Economy: Two Views: Federal Meddling: Boon or Panacea?
Six months ago, the longest, deepest recession since the Great Depression officially ended, and things should be looking up. Corporate profits are at record levels and the stock market has rebounded.
Unemployment, however, remains unacceptably high. It’s worrisome that American corporations have found a way to make large profits without creating jobs.
We might take heart that official unemployment is down to 9.5 percent from its peak of 10.6 percent. Sadly, that reduction is not from new jobs, but because the labor force is shrinking. Many of the long-term unemployed are retiring early or giving up in despair. More than 7 million Americans have left the labor pool for good.
At the moment, interest rates are at rock-bottom levels and American corporations are sitting on over $1.9 trillion in cash. Yet companies are not expanding. It makes little sense to build or expand facilities when so much existing capacity stands idle and demand is weak.
We face a classic chicken-and-egg conundrum. Without more jobs, there will be little growth in demand for goods and services. And without that demand, companies have no need to hire. Breaking that cycle will not be easy.
Corporations exist solely to reward their investors by generating profits, so it falls to us (through our government) to spur job creation and economic activity, while at the same time taking steps to prevent future Great Recessions. Republicans and Democrats support sharply differing approaches.

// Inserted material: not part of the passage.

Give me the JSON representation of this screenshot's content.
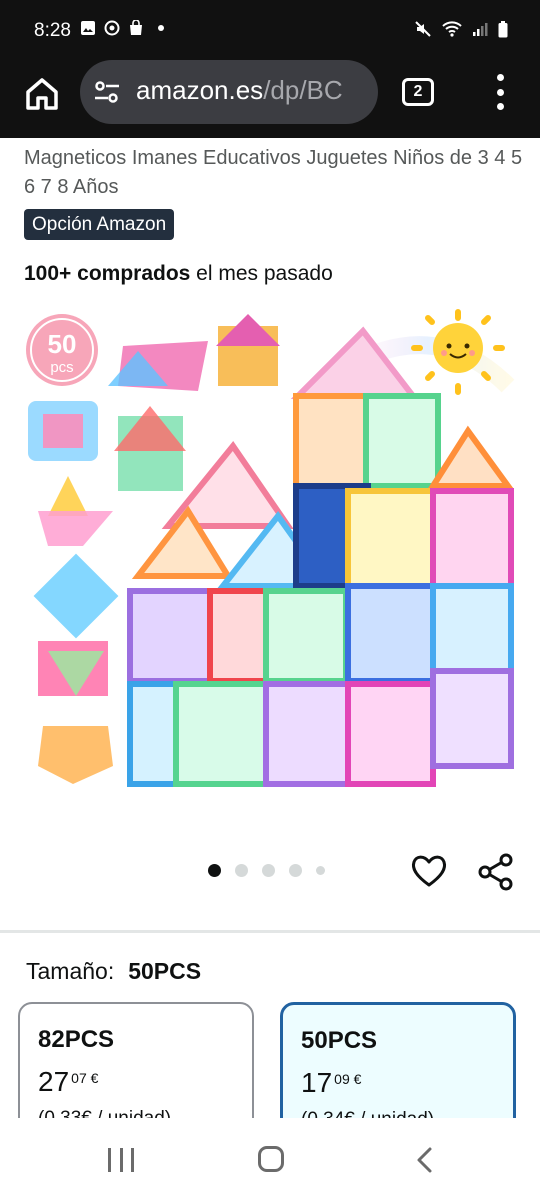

Democrats believe that the only entity with the size and tools to turn this situation around is the federal government. It’s done so before, and we must engage it again. The recent recession did significant damage to the economy, and the repairs will be neither cheap nor quick.
The usual tool for economic stability is the nation’s central bank, the Federal Reserve. In normal times, the Fed can adjust interest rates upward to cool an overheating economy or reduce them to encourage investment and growth. We are now in what economists call a “liquidity trap.” Interest rates are near zero and have been for quite a while. Since they can go no lower, the Fed has few options.
Our best hope is deficit spending.
The Obama administration tried that with mixed results. Economists suggest that two factors interfered. One was that it was too small, limited by political opposition. The other was a sharp decline in spending by state governments. It was the latter that canceled out much of the benefit. Helping states cope with the downturn in tax revenues is a critical need. Cuts being inflicted in education are especially harmful to our economic future.
Although the Obama administration’s stimulus package stopped the rapid pace of job loss, our economy remains stuck in neutral. More is needed, and conditions are ripe for improving our infrastructure for future growth.
With interest rates low, the costs for repairing our roads and bridges, improving our airports and air traffic systems, and speeding up our rails will be far less than they would be in normal times. For too long this country has neglected the infrastructure that is crucial for economic activity.
Too, there are opportunities in alternative energy technologies and other emerging industries that could benefit from government help.
Opponents of government action point to deficits as a crisis and would have us believe that we are facing bankruptcy. Those fears are overblown and are mostly partisan rhetoric. Those voices were silent when the Reagan/Bush administrations tripled the national debt and the G.W. Bush presidency doubled it. The deficit is only a problem if we choose not to prosper.
The reality is that if we were in true fiscal trouble, borrowing costs would skyrocket as investors covered their perceived risk. But Treasury securities are currently at record lows, which suggest a high degree of confidence.
America is not broke. We remain the wealthiest country in the world, with a GDP equal to the two nearest economies combined. Our task is to restore our growth.
Essential to any fix is the return to strict regulation of our financial markets, and a sensible tax policy. Congress unwisely dismantled the structure that aided the growth and stability of our economy after the Depression. Coupled with the recently extended Bush tax cuts, which discourage productive investment in favor of gambles on dicey financial instruments, our economic growth has been stunted.
Only by harnessing the immense resources of our country can we take on a task as daunting as the one we face. Tax cuts haven’t done it. Allowing our roads and bridges to decay hasn’t helped. Firing teachers won’t improve the prospects for our grandchildren. Dismantling the Social Security system will only plunge the elderly into poverty. Allowing health care costs to soar has led to the decline of our middle class.
No nation can restore its greatness by cutting back. America must grow or face decline. Our job, as citizens, is to spur our elected representatives to get past their rhetoric and engage responsibly to accomplish the serious tasks before them. We must not let them inflict serious damage on working Americans in the guise of “shared sacrifice.”